One Tuesday in 1856 in Panama, American citizen Mark Oliver stopped at a watermelon stand with slices laid out in the sun. He was drunk. He reached out, picked up one of the best pieces, took four or five bites, spat some seeds onto the ground, and continued walking aimlessly. The shopkeeper, José Manuel Luna, came out behind him shouting, demanding the amount: five cents. In the argument, the shopkeeper brandished his knife, and the other drew his pistol. It was clear. There was no turning back, but a friend of the scoundrel, more aware, covered the debt, and at that moment someone nearby snatched Mark Oliver's pistol. That ended a couple of hours later in a brawl of gunfire and machete blows, with a death toll of 16 Americans and two Panamanians . All dead. It happened near the trans-isthmian railway station, built in 1850 by the gringos in the La Ciénaga neighborhood, next to the Seafood Market.
In the midst of the fray, a train arrived with 940 American men, women, and children caught between two fires at the station. The police arrived an hour and a half later, calmly, when the old knives were already skewering Americans. Shortly after, the acting governor of the Federal State, Francisco de Fábrega, also showed up, dressed as if for a reception at the Great Gatsby mansion. He placed himself authoritatively in the middle of the fray, and someone put a bullet through the top of his hat . He soon gave the order for the police to occupy the station, and it turned into a hysterical rat trap. Nothing more was heard of Mark Oliver, the man who had lifted the smiling slice of watermelon.
With the bodies strewn in the streets, Panamanian diplomats blamed the US for the disaster. They requested letters of recommendation from the consuls of France, the United Kingdom, and Ecuador to attach to the official accusation. The US authorities disliked the reports and accused both sides of being traitors for siding with the islanders. The report from the special commissioner appointed by the US government was still missing. He took his time and delivered it six months after the incident. He accused the black Panamanians of attacking and robbing the Americans . He also called the Panamanian authorities incompetent, demanded compensation, and suggested the immediate occupation of the New Granada area, where everything went wrong because of an uncle who had stolen a nice slice of watermelon.
On September 19, a detachment of soldiers sent by the United States took over the station. They stayed for three days. No one revealed themselves. Not a single shot was fired, not even in the air . And they withdrew. But the poison was already within the territory. In 1857, Panama agreed to compensate the United States and delivered $412,394 in gold for the victims. The Yankee authorities didn't distribute their share to those affected until 1865. It's just not a good way to understand it.
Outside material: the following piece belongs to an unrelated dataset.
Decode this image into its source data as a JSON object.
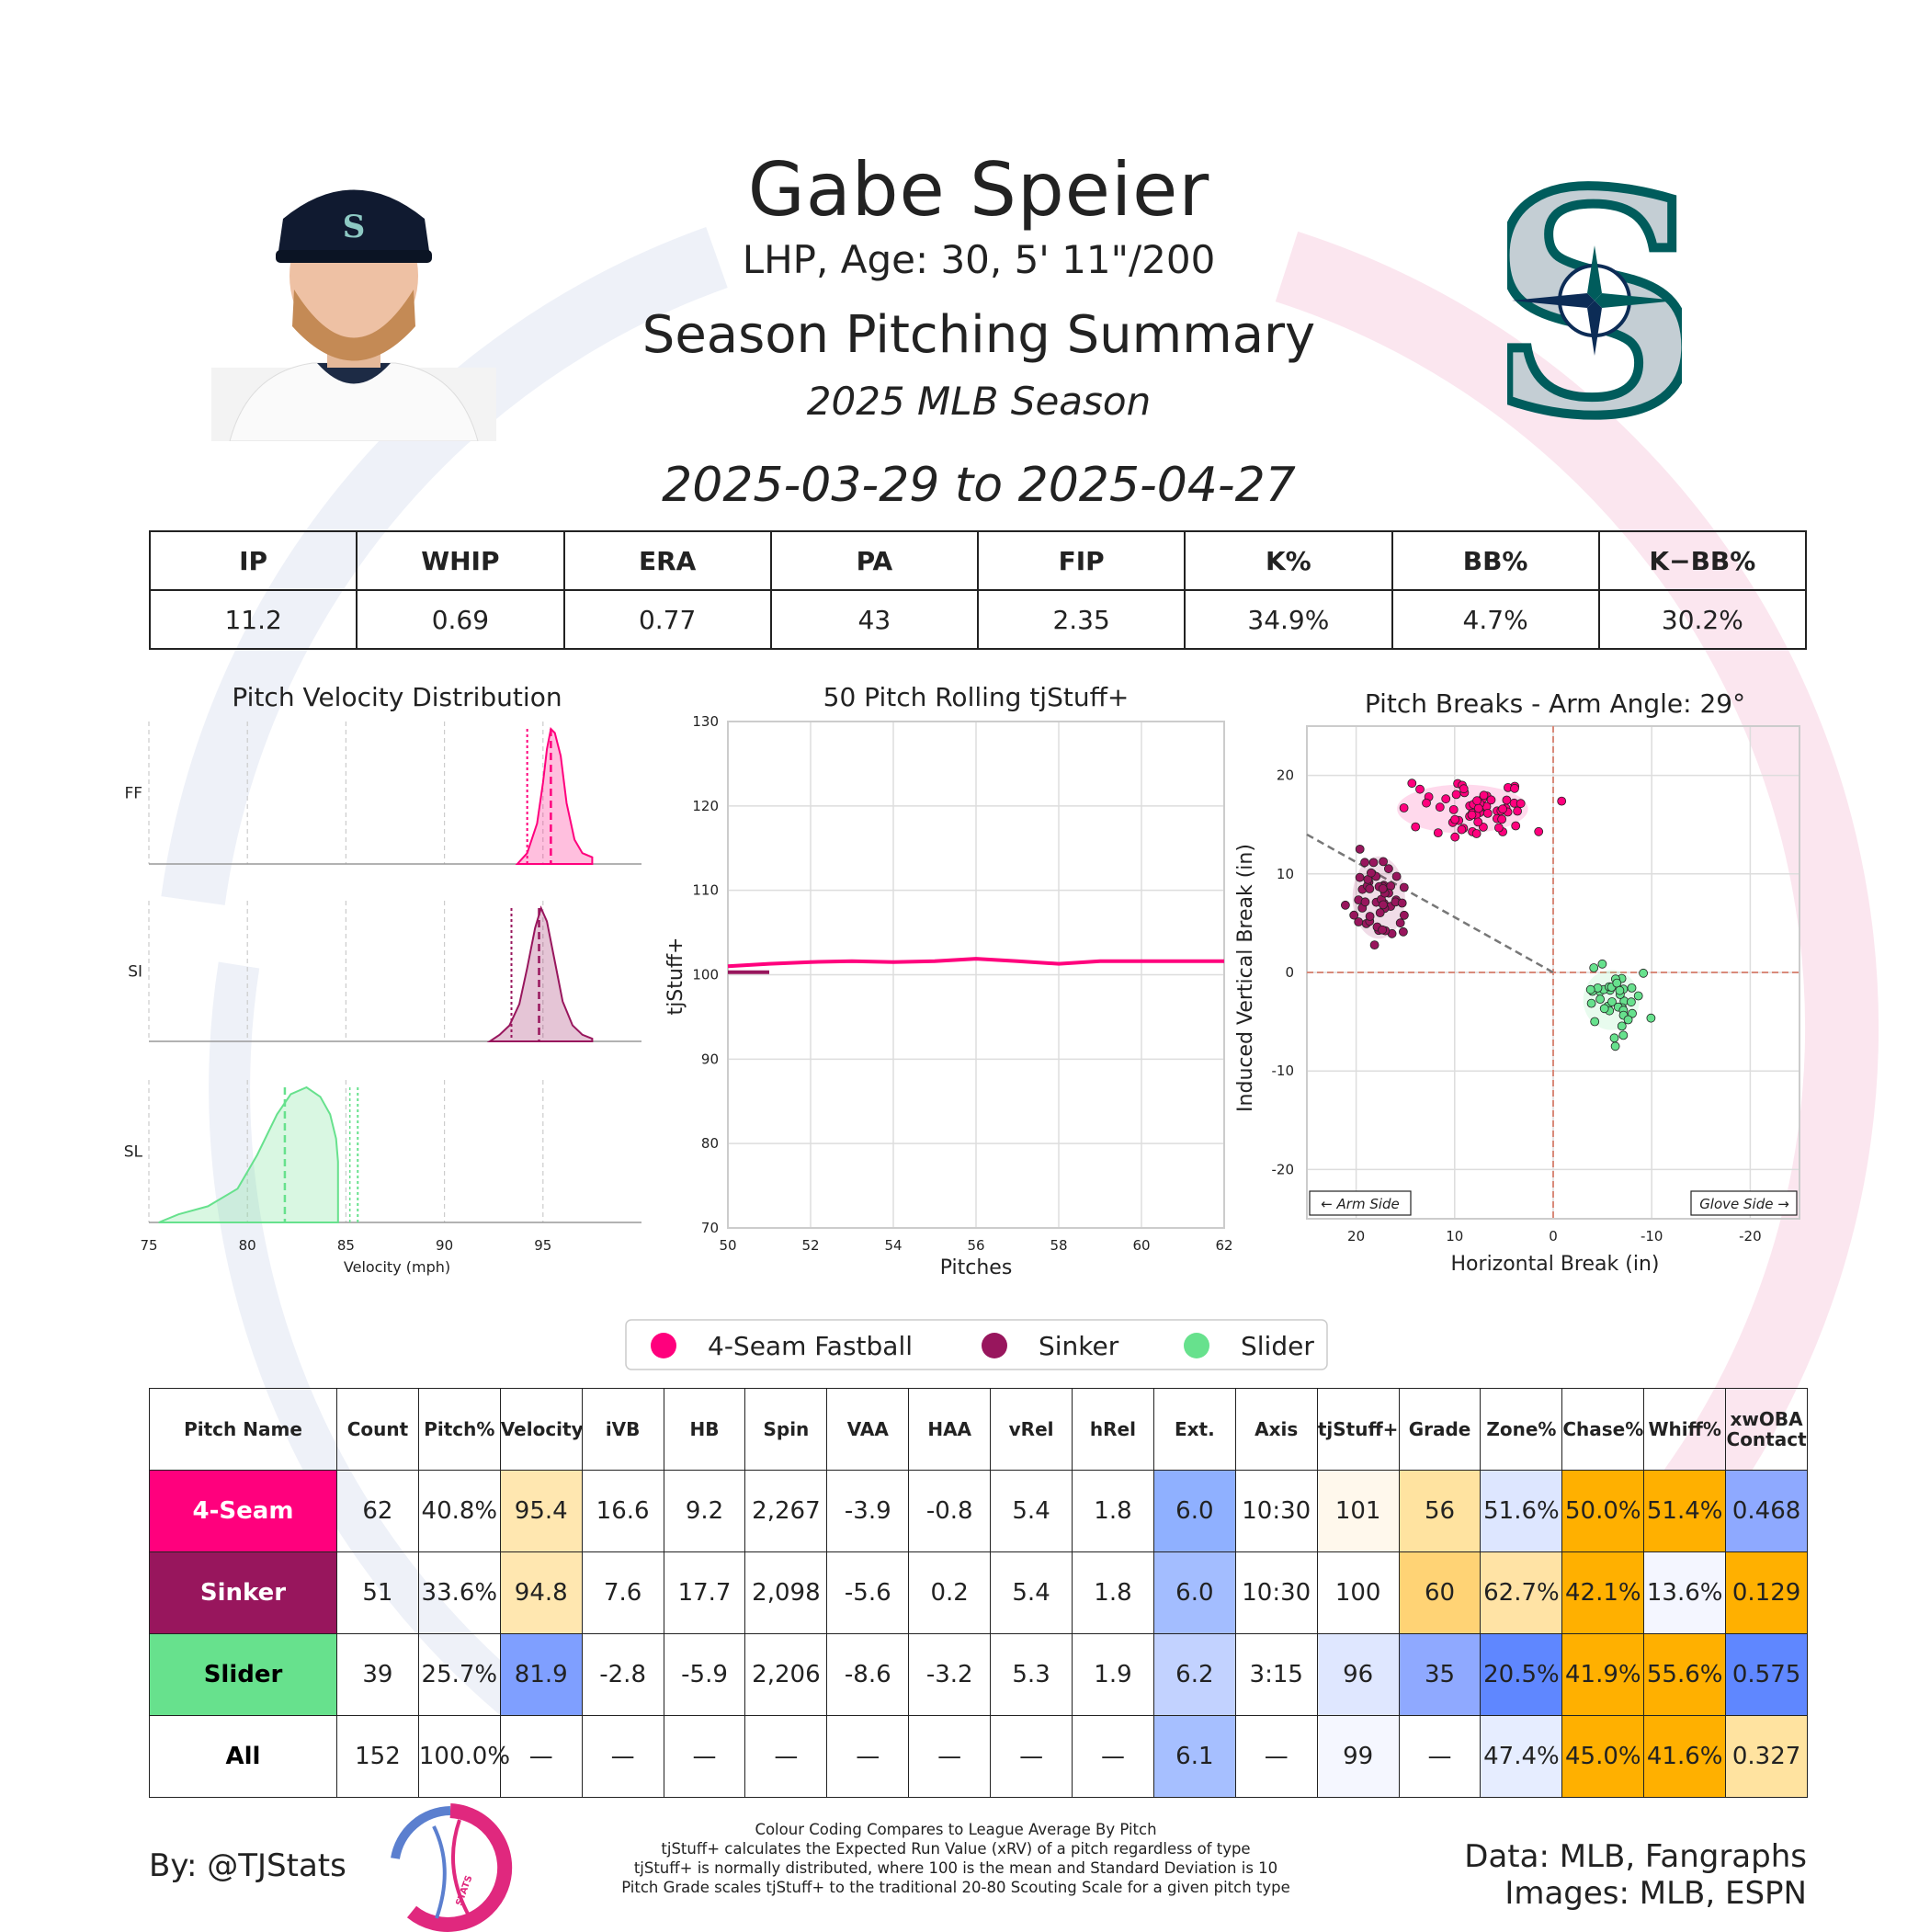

But all this had been brewing before, as often happens when you dig into the reasons for the world's stupidest wars. In 1846, both sides had signed the Mallarino-Bidlack Treaty . The first paragraph of Article 35 read as follows: "Citizens, vessels, and merchandise of the United States shall enjoy in the ports of New Granada, including those of the Isthmus of Panama, all the franchises, privileges, and immunities in respect of commerce and navigation now enjoyed by citizens of New Granada." Yet another beautiful precedent for Trump's tariff policy.
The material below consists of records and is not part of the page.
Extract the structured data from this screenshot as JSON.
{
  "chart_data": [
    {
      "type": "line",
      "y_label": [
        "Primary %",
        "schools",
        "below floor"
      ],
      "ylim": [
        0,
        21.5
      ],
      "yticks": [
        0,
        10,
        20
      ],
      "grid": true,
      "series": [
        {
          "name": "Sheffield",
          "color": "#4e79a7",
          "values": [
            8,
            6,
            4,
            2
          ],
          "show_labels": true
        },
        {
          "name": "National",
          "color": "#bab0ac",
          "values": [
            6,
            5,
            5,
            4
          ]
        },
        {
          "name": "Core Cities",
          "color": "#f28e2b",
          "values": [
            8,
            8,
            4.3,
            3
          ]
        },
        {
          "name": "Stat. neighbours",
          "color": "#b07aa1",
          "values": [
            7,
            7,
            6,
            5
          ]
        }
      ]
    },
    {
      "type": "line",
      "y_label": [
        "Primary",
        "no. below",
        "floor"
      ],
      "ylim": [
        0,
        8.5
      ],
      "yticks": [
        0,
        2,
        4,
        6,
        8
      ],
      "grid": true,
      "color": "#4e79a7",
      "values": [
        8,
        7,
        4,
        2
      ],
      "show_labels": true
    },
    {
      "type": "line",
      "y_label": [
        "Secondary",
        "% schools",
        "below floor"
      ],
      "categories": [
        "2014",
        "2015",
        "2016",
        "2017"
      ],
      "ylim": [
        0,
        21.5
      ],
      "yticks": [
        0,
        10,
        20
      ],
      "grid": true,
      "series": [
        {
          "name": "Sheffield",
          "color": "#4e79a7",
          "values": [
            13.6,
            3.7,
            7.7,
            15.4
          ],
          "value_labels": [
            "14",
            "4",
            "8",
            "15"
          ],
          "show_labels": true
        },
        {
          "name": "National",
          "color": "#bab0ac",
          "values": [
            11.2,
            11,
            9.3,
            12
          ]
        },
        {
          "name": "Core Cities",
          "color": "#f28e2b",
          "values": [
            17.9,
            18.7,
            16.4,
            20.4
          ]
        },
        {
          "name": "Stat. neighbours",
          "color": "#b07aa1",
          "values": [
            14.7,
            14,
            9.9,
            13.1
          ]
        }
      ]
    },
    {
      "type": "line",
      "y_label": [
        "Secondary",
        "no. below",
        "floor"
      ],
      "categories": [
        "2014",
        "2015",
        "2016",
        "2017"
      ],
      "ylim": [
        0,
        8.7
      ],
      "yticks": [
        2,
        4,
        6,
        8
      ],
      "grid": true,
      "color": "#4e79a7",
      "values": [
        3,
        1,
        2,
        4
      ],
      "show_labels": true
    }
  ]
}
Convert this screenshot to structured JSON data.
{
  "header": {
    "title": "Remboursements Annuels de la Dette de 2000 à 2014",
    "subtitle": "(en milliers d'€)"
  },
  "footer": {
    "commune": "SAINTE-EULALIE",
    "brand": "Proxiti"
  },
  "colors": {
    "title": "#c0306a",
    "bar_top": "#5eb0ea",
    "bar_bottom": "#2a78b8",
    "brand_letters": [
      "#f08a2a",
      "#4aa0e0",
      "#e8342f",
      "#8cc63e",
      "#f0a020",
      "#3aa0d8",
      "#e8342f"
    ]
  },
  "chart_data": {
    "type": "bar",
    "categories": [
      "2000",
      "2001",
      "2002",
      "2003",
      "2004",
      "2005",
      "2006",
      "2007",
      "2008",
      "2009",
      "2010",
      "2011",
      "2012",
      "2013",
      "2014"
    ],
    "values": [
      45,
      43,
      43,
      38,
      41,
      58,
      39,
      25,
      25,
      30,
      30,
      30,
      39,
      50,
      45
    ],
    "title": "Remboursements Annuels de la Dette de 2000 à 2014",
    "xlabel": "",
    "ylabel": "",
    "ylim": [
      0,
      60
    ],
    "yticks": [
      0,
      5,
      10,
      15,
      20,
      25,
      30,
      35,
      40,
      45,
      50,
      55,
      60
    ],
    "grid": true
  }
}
Resentment grew in the years following the signing of the treaty, so when Mark Oliver approached the watermelon stand with that sway that drunks have when they walk, things were well on their way to leaping with perfect agility through the air. The watermelon is, by nature, a festive fruit, a sweet and refreshing dead weight with a severe green exterior. Sometimes, as happens with some things in life, you don't quite know where to put it so it doesn't start rolling on the table. In some groups of friends who go on excursions, it's customary to go to the mountains or the beach with one of these specimens, and there's always someone who has to carry the watermelon. While choosing the best place for lunch, he keeps it in his arms. Sometimes it's resting on his stomach, and when he can't take it anymore, he slides it up towards his collarbones to bring it back down. Until it splits in two, the watermelon hits the ground, crushing your arms, and no one takes home what's left . In Panama, that humble shopkeeper had reached the limits of his patience after years of loading and unloading large pieces to display at his street stall. How could someone so seriously tired of his miserable existence not start such a silly war? Little did he know what could have happened.
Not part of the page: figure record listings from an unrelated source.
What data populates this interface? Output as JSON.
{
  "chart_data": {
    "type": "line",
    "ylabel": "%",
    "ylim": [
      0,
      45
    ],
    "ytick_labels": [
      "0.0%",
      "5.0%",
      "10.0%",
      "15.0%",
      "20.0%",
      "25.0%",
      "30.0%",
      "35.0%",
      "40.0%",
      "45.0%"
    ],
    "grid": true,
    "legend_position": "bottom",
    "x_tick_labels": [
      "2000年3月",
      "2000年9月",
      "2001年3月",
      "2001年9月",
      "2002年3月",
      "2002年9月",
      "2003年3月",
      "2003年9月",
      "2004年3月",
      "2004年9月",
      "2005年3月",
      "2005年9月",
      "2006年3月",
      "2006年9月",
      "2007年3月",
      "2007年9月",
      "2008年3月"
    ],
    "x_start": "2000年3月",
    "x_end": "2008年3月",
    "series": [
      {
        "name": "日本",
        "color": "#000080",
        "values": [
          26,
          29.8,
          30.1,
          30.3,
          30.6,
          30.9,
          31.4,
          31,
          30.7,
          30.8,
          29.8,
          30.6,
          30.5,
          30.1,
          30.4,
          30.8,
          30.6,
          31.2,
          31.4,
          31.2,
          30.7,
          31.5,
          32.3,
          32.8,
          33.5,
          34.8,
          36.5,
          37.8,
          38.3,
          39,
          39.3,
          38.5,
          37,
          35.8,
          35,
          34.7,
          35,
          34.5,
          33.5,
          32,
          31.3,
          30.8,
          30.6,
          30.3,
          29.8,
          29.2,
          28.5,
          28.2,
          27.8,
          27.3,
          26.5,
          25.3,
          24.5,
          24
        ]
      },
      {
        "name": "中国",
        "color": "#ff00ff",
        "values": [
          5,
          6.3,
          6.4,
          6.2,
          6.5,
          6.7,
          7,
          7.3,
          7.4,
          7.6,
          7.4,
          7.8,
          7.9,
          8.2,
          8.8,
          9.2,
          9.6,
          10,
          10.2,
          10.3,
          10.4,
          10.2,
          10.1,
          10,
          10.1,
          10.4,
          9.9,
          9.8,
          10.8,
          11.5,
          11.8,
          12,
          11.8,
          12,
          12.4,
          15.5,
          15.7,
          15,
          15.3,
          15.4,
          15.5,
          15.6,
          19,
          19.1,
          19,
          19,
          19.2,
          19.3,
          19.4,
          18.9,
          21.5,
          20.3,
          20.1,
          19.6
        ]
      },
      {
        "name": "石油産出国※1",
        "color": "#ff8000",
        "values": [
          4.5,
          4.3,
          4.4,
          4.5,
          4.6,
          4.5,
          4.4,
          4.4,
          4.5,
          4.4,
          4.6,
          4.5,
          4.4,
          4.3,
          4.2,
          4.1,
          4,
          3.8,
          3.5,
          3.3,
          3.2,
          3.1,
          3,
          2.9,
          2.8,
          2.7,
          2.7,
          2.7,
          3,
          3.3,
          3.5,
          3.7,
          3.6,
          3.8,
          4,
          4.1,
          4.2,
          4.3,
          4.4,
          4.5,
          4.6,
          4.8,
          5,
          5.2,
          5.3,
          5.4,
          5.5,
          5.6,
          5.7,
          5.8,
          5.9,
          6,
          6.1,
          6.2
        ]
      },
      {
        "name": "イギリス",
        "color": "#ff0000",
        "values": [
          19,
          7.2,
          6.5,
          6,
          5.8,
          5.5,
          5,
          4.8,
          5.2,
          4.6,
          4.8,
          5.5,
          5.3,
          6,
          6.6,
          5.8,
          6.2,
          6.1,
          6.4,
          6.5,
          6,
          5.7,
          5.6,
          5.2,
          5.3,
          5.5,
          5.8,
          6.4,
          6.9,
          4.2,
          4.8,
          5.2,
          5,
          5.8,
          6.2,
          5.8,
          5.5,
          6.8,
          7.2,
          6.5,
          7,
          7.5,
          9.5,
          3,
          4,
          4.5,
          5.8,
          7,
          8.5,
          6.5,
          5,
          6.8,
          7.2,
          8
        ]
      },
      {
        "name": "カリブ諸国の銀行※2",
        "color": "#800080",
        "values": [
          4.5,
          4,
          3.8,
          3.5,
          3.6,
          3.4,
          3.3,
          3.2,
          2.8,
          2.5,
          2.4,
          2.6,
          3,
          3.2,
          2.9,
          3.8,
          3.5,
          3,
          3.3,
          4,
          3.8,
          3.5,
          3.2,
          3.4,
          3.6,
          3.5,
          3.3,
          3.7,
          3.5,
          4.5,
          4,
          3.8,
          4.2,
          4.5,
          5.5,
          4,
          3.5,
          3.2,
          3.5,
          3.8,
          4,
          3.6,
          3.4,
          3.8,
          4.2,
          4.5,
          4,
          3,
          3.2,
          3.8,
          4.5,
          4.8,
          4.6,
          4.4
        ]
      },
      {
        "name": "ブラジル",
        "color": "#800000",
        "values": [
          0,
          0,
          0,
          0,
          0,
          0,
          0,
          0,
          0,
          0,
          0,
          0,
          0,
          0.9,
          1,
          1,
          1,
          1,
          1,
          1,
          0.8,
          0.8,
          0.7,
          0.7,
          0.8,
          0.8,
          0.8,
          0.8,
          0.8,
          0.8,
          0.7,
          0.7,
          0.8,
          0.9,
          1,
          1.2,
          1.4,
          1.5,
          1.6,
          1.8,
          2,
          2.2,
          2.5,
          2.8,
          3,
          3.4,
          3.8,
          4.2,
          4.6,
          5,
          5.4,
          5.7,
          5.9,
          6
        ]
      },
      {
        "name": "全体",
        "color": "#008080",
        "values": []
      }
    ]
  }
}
It only took one slice, a suspicious and drunken American, a weary people, a few righteous machetes, and a superb revolver. In the ranking of wartime absurdities, this one deserves a place of honor for its tropical nature. Come to think of it, in all the wars in history, the victory of either side in conflict is only half a watermelon. The other half is what has always been called the losers. That's how the world is divided. A slice of this fruit contains everything one should know about life. What a simple barbarity.